10. S'il résulte de la règle prétorienne [française] de concentration des moyens que le demandeur à une action en paiement doit présenter, dès l'instance initiale, l'ensemble des moyens qu'il estime de nature à justifier sa demande, de sorte qu'il est irrecevable à former ultérieurement la même demande contre les mêmes parties en invoquant un fondement juridique qu'il s'était précédemment abstenu de soulever, il n'y a pas lieu d'étendre son champ lorsque l'instance initiale se déroule devant une juridiction étrangère, son application étant de nature à porter une atteinte excessive au droit d'accès au juge en ce qu'elle n'est pas, dans ce contexte, suffisamment prévisible et accessible."

Bruxelles I (règl. 44/2001)

Soc., 6 mars 2024, n° 19-20538

Motifs :

"Sur le moyen relevé d'office

14. Après avis donné aux parties conformément à l'article 1015 du code de procédure civile, il est fait application de l'article 620, alinéa 2, du même code. 

Vu les articles 33 et 36 du règlement (CE) n° 44/2001 (…) et l'article R. 1452-6 du code du travail, dans sa rédaction antérieure au décret n° 2016-660 du 20 mai 2016 :

(…)

23. Il [résulte de l'arrêt de la Cour de justice, CJUE, 8 juin 2023, Aff.

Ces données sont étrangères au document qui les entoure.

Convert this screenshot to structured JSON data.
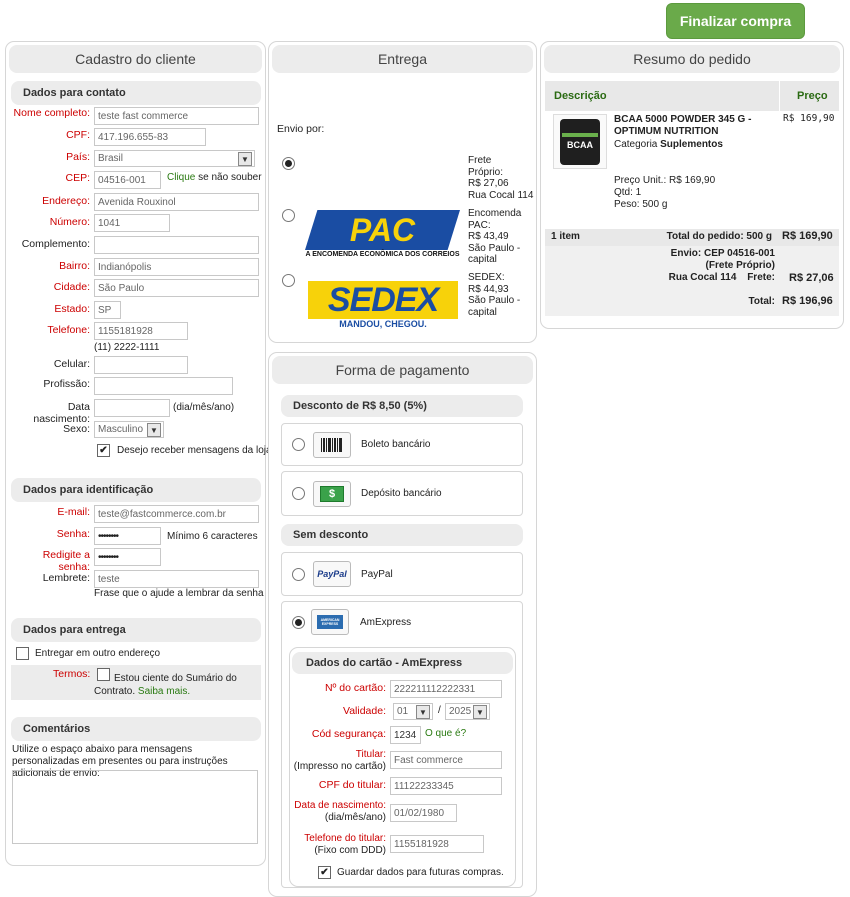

C-567/21] que, pour les instances introduites devant les conseils de prud'hommes antérieurement au 1er août 2016, période durant laquelle l'article R. 1452-6 susvisé du code du travail était applicable, lorsqu'une décision d'une juridiction d'un Etat membre est reconnue en France en application des articles 33 et 36 du règlement n° 44/2001, sont irrecevables des demandes liées au contrat de travail entre les mêmes parties formées dans une nouvelle procédure devant la juridiction prud'homale dès lors que leur fondement est né avant la clôture des débats de l'instance antérieure devant la juridiction étrangère.

24. En l'espèce, après avoir constaté que le 20 décembre 2013, le salarié avait saisi l'Employment Tribunal pour « unfair dismissal » pour que soit reconnu abusif son licenciement et pour solliciter « une indemnité de base et compensatoire, ainsi qu'une majoration au titre du non-respect par la défenderesse du Code du Service de conseil, de conciliation et d'arbitrage (Advisory, Conciliation and Arbitration Service) », que par jugement du 26 septembre 2014, la juridiction britannique avait reconnu le caractère abusif du licenciement et avait accordé au salarié une indemnité à ce titre, que le salarié avait saisi la juridiction prud'homale le 27 novembre 2014 et qu'il demandait à la cour d'appel le paiement des indemnités de rupture et d'une indemnité au titre du licenciement sans cause réelle et sérieuse, le paiement de rappels de bonus pour 2012 et 2013 et de rappels de parts DCS Plus 2011, 2012 et 2013 restant dues pour 2013 et 2014, subsidiairement le paiement de dommages-intérêts pour perte de chance de percevoir ces sommes, le paiement de dommages-intérêts pour perte évidente de droit à la retraite, subsidiairement pour perte de chance de s'assurer personnellement contre le risque vieillesse, l'arrêt retient que les demandes du salarié sont recevables. 

25. En statuant ainsi, alors qu'il résultait de ses constatations que les demandes du salarié étaient liées au contrat de travail avec le même employeur et que leur fondement était né avant la clôture des débats de l'instance antérieure devant la juridiction britannique, la cour d'appel a violé les textes susvisés".